Welcome to NCA-AIIO Labs — Schedule Your First GPU Pod

Smoke-test your NCA-AIIO lab environment: inspect your isolated Kubernetes cluster, schedule a Pod that requests an NVIDIA GPU, and observe realistic nvidia-smi output. The first 5-minute lab to verify everything works end-to-end.

5 min·1 steps·2 domains·Beginner·nca-aiio

What you'll learn

  1. 1
    Inspect your cluster, schedule a GPU pod
    When you started this lab, the platform provisioned a fresh virtual Kubernetes cluster (vCluster) just for you. You have full cluster-admin inside it — you can create namespaces, ClusterRoles, ResourceQuotas, the works. The cluster sees one Node (the host machine) advertising fake NVIDIA GPUs.

Prerequisites

  • Basic kubectl familiarity (kubectl get, kubectl apply)
  • Read a Pod YAML manifest

Exam domains covered

AI Infrastructure & OperationsGPU Acceleration & Distributed Training

Skills & technologies you'll practice

This beginner-level ai/ml lab gives you real-world reps across:

KuberneteskubectlGPU SchedulingRuntimeClassNCA-AIIOSmoke Test

What you'll do in this NCA-AIIO welcome lab

Every NCA-AIIO scenario starts the same way — kubectl get nodes, confirm GPUs are advertised, schedule a workload with a nvidia.com/gpu: 1 resource request, watch the scheduler bind it.
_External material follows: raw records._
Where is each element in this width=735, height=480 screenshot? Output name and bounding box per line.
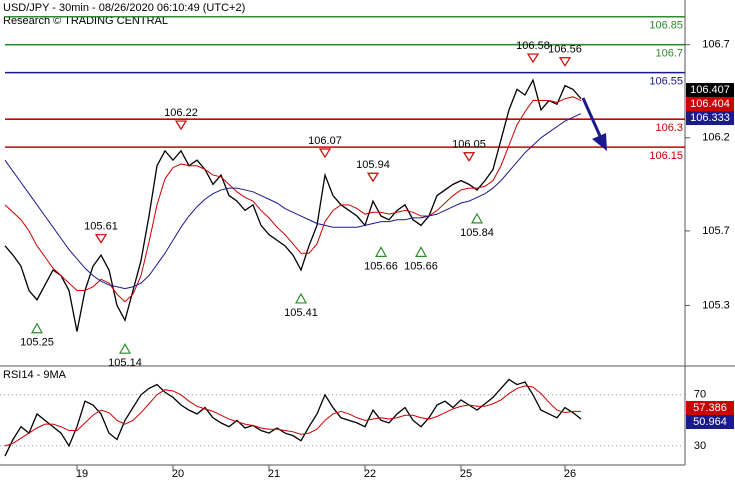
low-label: 105.66: [364, 260, 398, 272]
high-label: 106.22: [164, 107, 198, 119]
panel-title: RSI14 - 9MA: [3, 369, 67, 381]
high-marker: [174, 120, 188, 131]
high-marker: [94, 234, 108, 244]
arrow-shaft: [581, 97, 602, 137]
forecast-arrow: [581, 97, 607, 151]
price-marker-label: 106.333: [690, 112, 730, 124]
low-label: 105.14: [108, 357, 142, 369]
plot: 105.3 105.7 106.2 106.7 106.85 106.7 106.55 106…: [0, 15, 734, 480]
y-tick-label: 106.7: [702, 39, 730, 51]
high-label: 105.61: [84, 221, 118, 233]
high-marker: [526, 53, 540, 64]
price-marker-box: [686, 415, 734, 430]
y-tick-label: 105.3: [702, 299, 730, 311]
x-tick-label: 25: [460, 468, 472, 480]
series-line: [4, 96, 582, 303]
high-label: 105.94: [356, 159, 390, 171]
level-label: 106.55: [649, 76, 683, 88]
low-marker: [414, 246, 428, 257]
low-label: 105.25: [20, 337, 54, 349]
high-marker: [558, 57, 572, 67]
y-tick-label: 106.2: [702, 132, 730, 144]
low-label: 105.84: [460, 227, 494, 239]
series-line: [4, 113, 582, 290]
price-marker-box: [686, 97, 734, 112]
series-line: [4, 378, 582, 457]
x-tick-label: 22: [364, 468, 376, 480]
high-marker: [366, 172, 380, 183]
price-marker-box: [686, 83, 734, 98]
low-label: 105.66: [404, 260, 438, 272]
level-label: 106.7: [655, 48, 683, 60]
arrow-head: [592, 133, 607, 151]
high-marker: [318, 148, 332, 159]
x-tick-label: 21: [268, 468, 280, 480]
series-line: [4, 78, 582, 332]
x-tick-label: 19: [76, 468, 88, 480]
y-tick-label: 30: [694, 440, 706, 452]
low-marker: [118, 342, 132, 354]
high-label: 106.05: [452, 139, 486, 151]
high-label: 106.07: [308, 135, 342, 147]
low-label: 105.41: [284, 307, 318, 319]
y-tick-label: 105.7: [702, 225, 730, 237]
chart-subtitle: Research © TRADING CENTRAL: [3, 15, 168, 27]
level-label: 106.85: [649, 20, 683, 32]
low-marker: [294, 292, 308, 304]
price-marker-label: 106.407: [690, 84, 730, 96]
price-marker-box: [686, 401, 734, 416]
x-tick-label: 20: [172, 468, 184, 480]
high-label: 106.58: [516, 40, 550, 52]
y-tick-label: 70: [694, 389, 706, 401]
chart-title: USD/JPY - 30min - 08/26/2020 06:10:49 (U…: [3, 2, 245, 14]
price-marker-label: 57.386: [693, 402, 727, 414]
x-tick-label: 26: [564, 468, 576, 480]
low-marker: [30, 322, 44, 334]
high-label: 106.56: [548, 44, 582, 56]
price-marker-label: 50.964: [693, 416, 727, 428]
level-label: 106.15: [649, 150, 683, 162]
price-marker-box: [686, 111, 734, 126]
price-marker-label: 106.404: [690, 98, 730, 110]
level-label: 106.3: [655, 122, 683, 134]
high-marker: [462, 152, 476, 162]
low-marker: [470, 212, 484, 224]
series-line: [4, 385, 581, 447]
low-marker: [374, 246, 388, 257]
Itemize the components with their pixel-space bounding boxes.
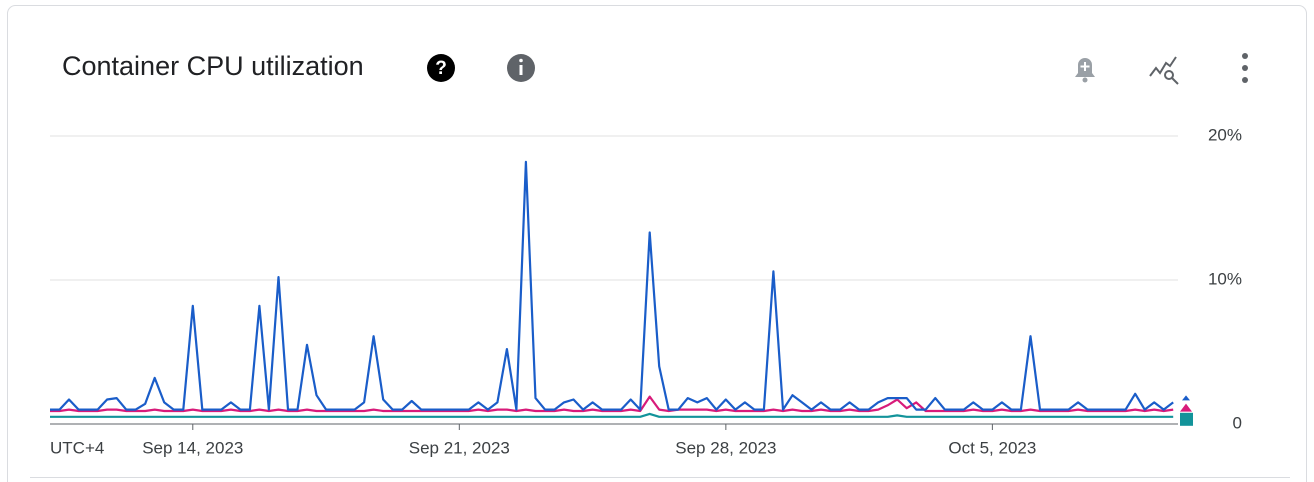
alert-icon[interactable] — [1075, 58, 1095, 83]
x-tick-label: Sep 28, 2023 — [675, 438, 776, 457]
info-icon[interactable] — [507, 54, 535, 82]
series-line — [50, 412, 1174, 418]
help-icon[interactable]: ? — [427, 54, 455, 82]
x-tick-label: Oct 5, 2023 — [948, 438, 1036, 457]
y-tick-label: 20% — [1208, 125, 1242, 144]
svg-text:?: ? — [435, 58, 447, 79]
series-line — [50, 160, 1174, 411]
timezone-label: UTC+4 — [50, 438, 104, 457]
card-border — [7, 5, 1307, 482]
more-menu-icon[interactable] — [1242, 53, 1248, 83]
end-marker — [1180, 403, 1192, 412]
series-line — [50, 395, 1174, 413]
x-tick-label: Sep 21, 2023 — [409, 438, 510, 457]
explore-icon[interactable] — [1149, 56, 1179, 85]
y-tick-label: 10% — [1208, 269, 1242, 288]
end-marker — [1182, 395, 1190, 401]
chart-title: Container CPU utilization — [62, 51, 364, 81]
end-marker — [1180, 412, 1193, 426]
x-tick-label: Sep 14, 2023 — [142, 438, 243, 457]
y-tick-label: 0 — [1233, 413, 1242, 432]
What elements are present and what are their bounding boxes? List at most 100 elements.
This 5-minute smoke-test gives you the muscle memory and proves your isolated lab environment is functioning. You'll write a minimal Pod manifest, apply it via kubectl, wait for it to run, and read the nvidia-smi output the GPU runtime emits. The cluster is real — your own per-session vCluster — and the GPU resource model is the same Kubernetes API contract you'll see in production NVIDIA infrastructure work.

The substance is small but foundational: runtimeClassName: nvidia to opt into the GPU runtime, resources.limits.nvidia.com/gpu: 1 to request one device, and a container image that has nvidia-smi available. You'll learn to read the nvidia-smi output for what an NCA-AIIO question expects you to extract — driver version, CUDA version, Memory-Usage, GPU-Util, the Processes table — and you'll see the K8s scheduler reject over-requests once you push past your namespace's ResourceQuota. Future labs build directly on top: ResourceQuota authoring, RBAC scoping, GPU Operator chain debugging, MIG profile selection.
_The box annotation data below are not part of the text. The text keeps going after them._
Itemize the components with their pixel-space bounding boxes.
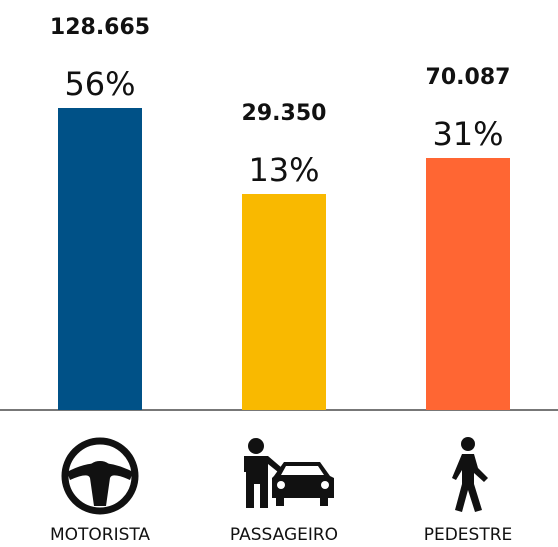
- count-label: 29.350: [242, 101, 327, 126]
- bar: [58, 108, 142, 410]
- count-label: 70.087: [426, 65, 511, 90]
- value-label: 31%: [432, 115, 503, 153]
- pedestrian-icon: [452, 437, 488, 512]
- value-label: 13%: [248, 151, 319, 189]
- value-label: 56%: [64, 65, 135, 103]
- category-label: MOTORISTA: [50, 525, 150, 545]
- bar: [426, 158, 510, 410]
- bar: [242, 194, 326, 410]
- category-label: PASSAGEIRO: [230, 525, 338, 545]
- steering-wheel-icon: [61, 437, 139, 515]
- category-label: PEDESTRE: [424, 525, 513, 545]
- passenger-icon: [244, 438, 334, 508]
- count-label: 128.665: [50, 15, 150, 40]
Frequently asked questions

Is the GPU output real or simulated?

Simulated. The lab platform uses Run:AI's open-source fake-gpu-operator to advertise nvidia.com/gpu resources without consuming real GPU hardware — that's how we keep per-session cost near zero while letting you exercise the real Kubernetes scheduling, RBAC, ResourceQuota, and GPU Operator workflow. The nvidia-smi output is generated by a fake binary that returns realistic data (driver version, memory, utilization). For NCA-AIIO content this is the right trade-off: the cert tests your ability to author manifests, debug the GPU Operator chain, and reason about scheduling — none of which require actual CUDA execution.

Why do I need runtimeClassName: nvidia in the Pod spec?

RuntimeClass is the K8s API for selecting a non-default container runtime. nvidia is the convention for the NVIDIA Container Toolkit runtime, which mounts the GPU driver libraries and nvidia-smi into the container. Without runtimeClassName: nvidia, the Pod gets the default runtime (runc) and the container has no view of the GPU — even if the request says nvidia.com/gpu: 1. NCA-AIIO Domain 3 (Workloads) specifically tests RuntimeClass knowledge.

What does resources.limits.nvidia.com/gpu: 1 actually do?

It tells the scheduler: 'this Pod needs one device of type nvidia.com/gpu, please find a Node that has at least one available'. The Node advertises capacity via the device plugin (which is what fake-gpu-operator simulates). If you set it to a number larger than the Node has, the Pod stays Pending with 0/1 nodes available: insufficient nvidia.com/gpu. Your namespace's ResourceQuota also caps the total — you can't request more than the quota allows.